Enemy at the Gates features Britain's Jude Law and American Ed Harris as dueling Russian and German snipers in the hard-won Soviet victory that turned the tide of World War Two. It is also a love story, as Law and Rachel Weisz's woman soldier consummate their passion in the heat of the winter battle.

The film was directed by Jean-Jacques Annaud, best known for cosmopolitan hits like The Name of the Rose and Seven Years in Tibet.

It is one of the most expensive German films ever made, with a widely reported budget of $80 million, and was produced at the old east German studios at Babelsberg just outside Berlin.

The film from the newly renovated center, first made famous by the likes of Fritz Lang in the 1920s and 30s, is being touted as heralding a revival in big-budget movie-making in Europe and breaking the Hollywood monopoly on cinematic epics.

"Germany is expensive but Germany is reliable," Annaud said, praising facilities and crews in Germany that let him create the sweeping, blood-soaked action panoramas that open the film, recalling Steven Spielberg's start to Saving Private Ryan.

Law said he found making the film in Germany, with extras who were German or from Berlin's big Russian community, a very emotional experience, hearing their own family stories of war.

"That rooted it," he said.

"I've never seen extras behave like that in my life," said Weisz, best known for her role in The Mummy. Weisz plays Tania, an educated young woman drawn to volunteer for the front.

War Up Close And Personal

While rejecting suggestions his tale is a fanciful treatment of the real horrors of the 1942-43 battle - it is based on Russian and German eyewitness accounts collated in a book of the same name in the 1970s - Annaud said it was important for him not to tell a dry saga but a personal, human drama.

"I'm only interested in telling the story of the battle of Stalingrad through the eyes of individuals who went through this," Annaud said.

"I don't believe you can make a film without concentrating on heroes.
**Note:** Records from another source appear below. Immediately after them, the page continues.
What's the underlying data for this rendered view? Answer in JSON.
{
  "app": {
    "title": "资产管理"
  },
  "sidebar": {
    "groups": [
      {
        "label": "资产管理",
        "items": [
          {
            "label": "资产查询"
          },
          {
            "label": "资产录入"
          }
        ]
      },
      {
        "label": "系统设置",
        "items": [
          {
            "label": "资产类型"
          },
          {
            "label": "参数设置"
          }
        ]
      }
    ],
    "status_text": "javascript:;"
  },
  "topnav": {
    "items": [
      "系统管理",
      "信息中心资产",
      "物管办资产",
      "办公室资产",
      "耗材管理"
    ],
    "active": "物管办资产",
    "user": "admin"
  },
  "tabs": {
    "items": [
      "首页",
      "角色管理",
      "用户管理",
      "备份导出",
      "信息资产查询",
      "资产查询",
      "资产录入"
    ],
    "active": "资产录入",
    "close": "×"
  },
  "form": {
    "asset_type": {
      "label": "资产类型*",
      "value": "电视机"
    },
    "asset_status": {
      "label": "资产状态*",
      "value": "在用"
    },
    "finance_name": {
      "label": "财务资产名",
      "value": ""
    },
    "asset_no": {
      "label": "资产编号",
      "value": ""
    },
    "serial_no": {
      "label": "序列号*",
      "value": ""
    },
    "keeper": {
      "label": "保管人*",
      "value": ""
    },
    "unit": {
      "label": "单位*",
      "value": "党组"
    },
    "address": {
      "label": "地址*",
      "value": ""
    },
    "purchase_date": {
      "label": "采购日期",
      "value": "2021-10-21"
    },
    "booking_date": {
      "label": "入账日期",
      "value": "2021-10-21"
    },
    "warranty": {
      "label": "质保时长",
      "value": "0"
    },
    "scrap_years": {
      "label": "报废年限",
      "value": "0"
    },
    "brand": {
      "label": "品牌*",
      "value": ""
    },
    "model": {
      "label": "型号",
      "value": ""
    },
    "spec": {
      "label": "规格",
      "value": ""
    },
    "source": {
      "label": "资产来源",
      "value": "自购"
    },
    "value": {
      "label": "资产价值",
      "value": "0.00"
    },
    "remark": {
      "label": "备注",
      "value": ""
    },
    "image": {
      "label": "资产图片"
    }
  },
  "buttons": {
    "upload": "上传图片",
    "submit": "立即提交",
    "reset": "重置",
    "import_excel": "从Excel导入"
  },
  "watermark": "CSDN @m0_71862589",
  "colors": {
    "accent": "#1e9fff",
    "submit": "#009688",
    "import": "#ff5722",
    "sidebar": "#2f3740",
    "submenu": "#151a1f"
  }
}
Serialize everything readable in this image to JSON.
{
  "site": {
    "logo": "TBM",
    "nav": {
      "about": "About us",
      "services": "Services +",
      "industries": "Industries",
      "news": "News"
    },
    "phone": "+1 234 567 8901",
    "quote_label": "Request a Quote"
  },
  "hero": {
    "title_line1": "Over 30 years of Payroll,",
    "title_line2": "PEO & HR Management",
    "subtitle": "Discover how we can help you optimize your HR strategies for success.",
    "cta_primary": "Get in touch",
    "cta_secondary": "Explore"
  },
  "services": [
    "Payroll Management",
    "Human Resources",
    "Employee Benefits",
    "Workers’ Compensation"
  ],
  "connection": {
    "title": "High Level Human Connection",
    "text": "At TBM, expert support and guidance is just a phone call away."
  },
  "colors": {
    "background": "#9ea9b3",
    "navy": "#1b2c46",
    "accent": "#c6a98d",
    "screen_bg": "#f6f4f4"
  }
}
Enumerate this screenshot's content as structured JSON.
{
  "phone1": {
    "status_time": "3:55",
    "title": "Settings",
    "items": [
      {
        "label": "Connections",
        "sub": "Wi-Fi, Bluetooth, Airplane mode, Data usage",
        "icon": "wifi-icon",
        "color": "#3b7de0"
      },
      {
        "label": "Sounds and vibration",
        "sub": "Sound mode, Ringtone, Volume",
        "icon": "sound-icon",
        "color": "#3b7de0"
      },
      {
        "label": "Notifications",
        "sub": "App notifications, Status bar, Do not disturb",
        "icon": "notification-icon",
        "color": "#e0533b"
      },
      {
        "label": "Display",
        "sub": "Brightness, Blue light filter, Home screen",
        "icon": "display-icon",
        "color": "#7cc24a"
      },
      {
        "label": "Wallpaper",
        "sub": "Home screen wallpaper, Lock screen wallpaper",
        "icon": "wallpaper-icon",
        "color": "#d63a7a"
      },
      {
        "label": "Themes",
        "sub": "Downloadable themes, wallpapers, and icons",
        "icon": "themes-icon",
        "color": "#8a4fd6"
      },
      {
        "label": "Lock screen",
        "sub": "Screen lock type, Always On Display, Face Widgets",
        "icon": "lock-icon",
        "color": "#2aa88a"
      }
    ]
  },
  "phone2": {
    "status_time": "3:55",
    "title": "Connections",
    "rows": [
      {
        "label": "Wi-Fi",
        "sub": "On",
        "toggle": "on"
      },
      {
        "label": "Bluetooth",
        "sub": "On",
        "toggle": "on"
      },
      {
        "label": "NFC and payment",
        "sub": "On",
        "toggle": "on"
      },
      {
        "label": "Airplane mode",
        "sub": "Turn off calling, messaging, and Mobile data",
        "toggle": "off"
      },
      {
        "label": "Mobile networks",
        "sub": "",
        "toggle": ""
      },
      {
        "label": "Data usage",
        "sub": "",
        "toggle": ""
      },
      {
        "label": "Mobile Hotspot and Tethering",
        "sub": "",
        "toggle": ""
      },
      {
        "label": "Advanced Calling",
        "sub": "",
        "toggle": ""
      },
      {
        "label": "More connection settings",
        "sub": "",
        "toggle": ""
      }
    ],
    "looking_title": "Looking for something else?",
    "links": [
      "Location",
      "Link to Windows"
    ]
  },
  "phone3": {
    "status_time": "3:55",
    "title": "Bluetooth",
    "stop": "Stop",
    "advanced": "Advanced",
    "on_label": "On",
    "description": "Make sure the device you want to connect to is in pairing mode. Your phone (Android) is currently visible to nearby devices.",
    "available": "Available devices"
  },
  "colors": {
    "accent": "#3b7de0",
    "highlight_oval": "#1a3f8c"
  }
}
My favorite shot is focusing on the eyes of the protagonists. That is the most beautiful landscape."

After the first harrowing scenes of Soviet troops being rushed under fire across the river Volga and into battle - with only one rifle between two - the film homes in on two duels: one of war, the other of love. Both are equally deadly.

Law's naive, shepherd-boy sharpshooter, Vasily Zaitsev, plays in both - against Harris's patrician German officer sent to kill him, and against Joseph Fiennes's red commissar, the propagandist who makes Zaitsev famous, for Tania's affections.

"You get a distillation of the conflict between two nations down to a duel between two men," Fiennes told Reuters.

"One of the things about this film is that there are no villains at Stalingrad. Everyone was a victim, including the Germans," said Bob Hoskins, who plays Nikita Khrushchev, the political boss at the battle who later ran the Kremlin.

Oscar Contenders

While Enemy at the Gates received the honor of opening the Berlinale, which ranks behind Cannes and alongside Venice among Europe's top festivals, it is not among the 24 films in competition for the Golden Bear award for best movie.

Steven Soderbergh's Oscar-contender Traffic, with Michael Douglas and Catherine Zeta-Jones depicting Washington's losing war against the drugs trade, will lead those off Thursday.

Sixteen international feature films will make their world premieres, as will many smaller-budget pictures and documentaries among the 300 or so movies on show.

Britain's Kate Winslet of Titanic fame will be promoting her latest film, Philip Kaufman's Quills, a potential Oscar contender built around the French writer the Marquis de Sade.

Hannibal, the sequel to Silence of the Lambs, will also be showing, with lead actor Anthony Hopkins due in Berlin. Sean Connery will push his Finding Forrester, the story of a reclusive writer who mentors a tough inner-city boy.

Kirk Douglas, 84, will receive a Golden Bear for lifetime achievement, and French actress Juliette Binoche and Johnny Depp are due in town for the screening of the comic fable Chocolat, for which Swedish director Lasse Hallstrom is eyeing an Oscar.